“Demand is defined as the desire for a commodity, backed by the ability to buy, and willingness to pay for it, at a given price, during a particular period of time.” (Dr. Alfred Marshall)
“The supply of a commodity may be defined as the amount of the commodity which the sellers able a willing to offer for sale at particular price during certain period of time.” (Dr. Alfred Marshall)
Above are the two most famous and widely accepted definitions of Demand and Supply, two age-old phenomena on which almost the entire global economy is based. No matter how traditional or modern, primitive or advanced, new or old an industry may be, it simply cannot escape these two factors. The Bitcoin industry, or the larger crypto industry, is no exception!
As per Bitcoin.org, an authoritative web portal on Bitcoin says,
“The price of a bitcoin is determined by supply and demand. When demand for bitcoins increases, the price increases, and when demand falls, the price falls.”
According to the law of demand and supply formulated by the Father of Modern Economics, Alfred Marshall, demand will rise if the prices fall, and supply will rise if the prices rise. As demand rises, price tends to increase simultaneously and so does supply. However, if the demand declines, prices start to drop, and the supply also tends to decrease for the period.
The phenomena of demand & supply are apparently more relevant in the crypto industry than most others. More than people start buying BTC, the higher the demand, and resultantly the prices rise. Also, when the prices rise, and the demand is on the up, miners invest more resources in supplying mining new blocks to ensure constant suitable supply. Therefore, it is safe to say that demand and supply are the factors that decide Bitcoin valuation.
Are these two the only factors that decide the value?
Well, not entirely.
Yes, prices of Bitcoin can decline only in demand starts falling and vice versa, but there are several factors other than the will of a buyer/seller that affect demand and supply, which why the original laws of demand and supply formulated by Dr.

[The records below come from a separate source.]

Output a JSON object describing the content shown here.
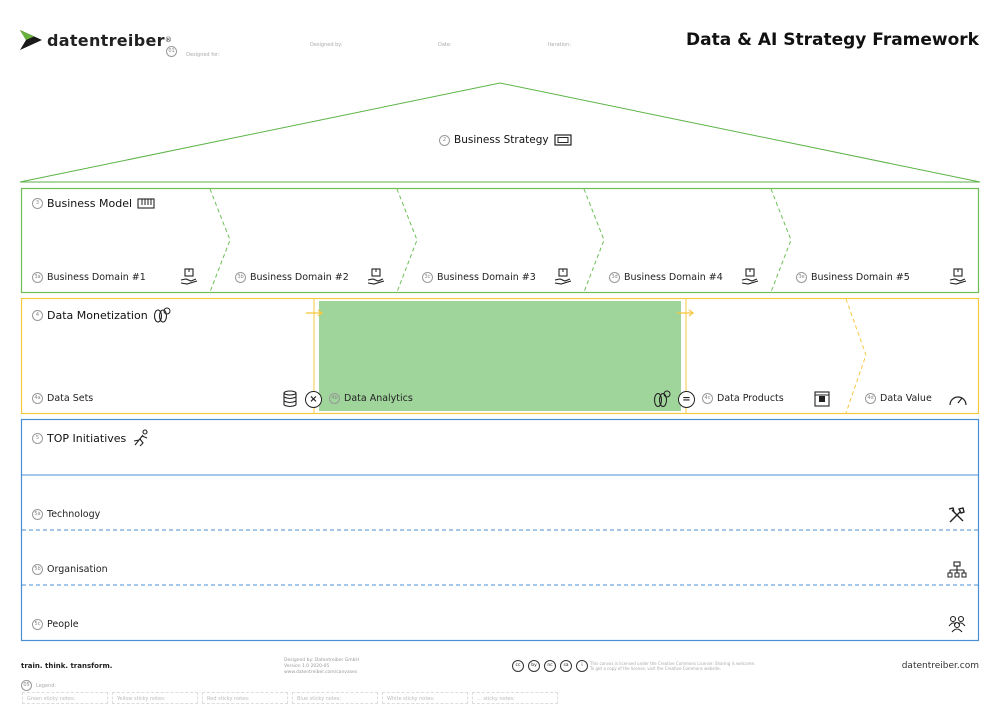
{
  "brand": {
    "name": "datentreiber",
    "trademark": "®",
    "url": "datentreiber.com",
    "tagline": "train. think. transform.",
    "accent": "#69b23b"
  },
  "header": {
    "title": "Data & AI Strategy Framework",
    "meta": [
      {
        "num": "01",
        "label": "Designed for:"
      },
      {
        "label": "Designed by:"
      },
      {
        "label": "Date:"
      },
      {
        "label": "Iteration:"
      }
    ]
  },
  "strategy": {
    "num": "2",
    "label": "Business Strategy",
    "icon": "strategy-board-icon",
    "color": "#5cb348"
  },
  "business_model": {
    "num": "3",
    "label": "Business Model",
    "icon": "keyboard-icon",
    "color": "#6dbf57",
    "domains": [
      {
        "num": "3a",
        "label": "Business Domain #1"
      },
      {
        "num": "3b",
        "label": "Business Domain #2"
      },
      {
        "num": "3c",
        "label": "Business Domain #3"
      },
      {
        "num": "3d",
        "label": "Business Domain #4"
      },
      {
        "num": "3e",
        "label": "Business Domain #5"
      }
    ]
  },
  "data_monetization": {
    "num": "4",
    "label": "Data Monetization",
    "icon": "coins-icon",
    "color": "#f5c842",
    "highlight": "#9fd49b",
    "items": [
      {
        "num": "4a",
        "label": "Data Sets",
        "icon": "database-icon"
      },
      {
        "num": "4b",
        "label": "Data Analytics",
        "icon": "coins-icon"
      },
      {
        "num": "4c",
        "label": "Data Products",
        "icon": "product-box-icon"
      },
      {
        "num": "4d",
        "label": "Data Value",
        "icon": "gauge-icon"
      }
    ],
    "operators": [
      "×",
      "="
    ]
  },
  "initiatives": {
    "num": "5",
    "label": "TOP Initiatives",
    "icon": "runner-icon",
    "color": "#4a8fd6",
    "rows": [
      {
        "num": "5a",
        "label": "Technology",
        "icon": "tools-icon"
      },
      {
        "num": "5b",
        "label": "Organisation",
        "icon": "org-chart-icon"
      },
      {
        "num": "5c",
        "label": "People",
        "icon": "people-icon"
      }
    ]
  },
  "footer": {
    "design_credit": [
      "Designed by: Datentreiber GmbH",
      "Version 1.0 2020-05",
      "www.datentreiber.com/canvases"
    ],
    "license_icons": [
      "cc",
      "by",
      "nc",
      "sa",
      "i"
    ],
    "license_text": [
      "This canvas is licensed under the Creative Commons License: Sharing is welcome.",
      "To get a copy of the license, visit the Creative Commons website."
    ],
    "legend_num": "05",
    "legend_label": "Legend:",
    "stickies": [
      "Green sticky notes:",
      "Yellow sticky notes:",
      "Red sticky notes:",
      "Blue sticky notes:",
      "White sticky notes:",
      "... sticky notes:"
    ]
  }
}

Marshall were based on certain assumptions. There are a number of factors that may not be directly or indirectly related to the Bitcoin industry, yet it will affect the demand.
For instance, if oil prices come down significantly, people will see it as an opportunity to make profits in the oil market, as the recovery of prices is bound to happen in a matter of time. Opportunist Bitcoin investors may cash their BTC holdings and invest in oil money to make a crypto profit. The same goes for Gold and other metals and commodities as well.
On the other hand, if prices for electricity consumption goes up, miners will reduce their supply in the market, creating a shortage, and hence, increased prices. Likewise, political impositions in major markets, similar to the RBI ban of 2018, can cause a serious fall in demand, causing the prices to decline substantially. Contrastingly, if countries having sanctions imposed on them start using BTC as a mode of payments, like Venezuela, Zimbabwe, etc., the demand for BTC will rise even at the high price of Bitcoin, which will further push the price upwards.
Similarly, the demand for BTC will also be seriously impacted by the amount of utility it can provide. For instance, if giants like McDonald’s, or Apple, or Levi’s start accepting payments in BTC, the demand will increase significantly, as BTC is easy to use, transactions are quick, and charges are far too less as compared to digital fiat money.
It can be said that demand and supply are the primary factors that evaluate Bitcoin, but these two factors are not independent. This means that decisions taking simply on price predictions are not the only facet of demand and supply. There are several other factors, including politics, price of contemporary markets, utility, etc., that affect demand and supply indirectly.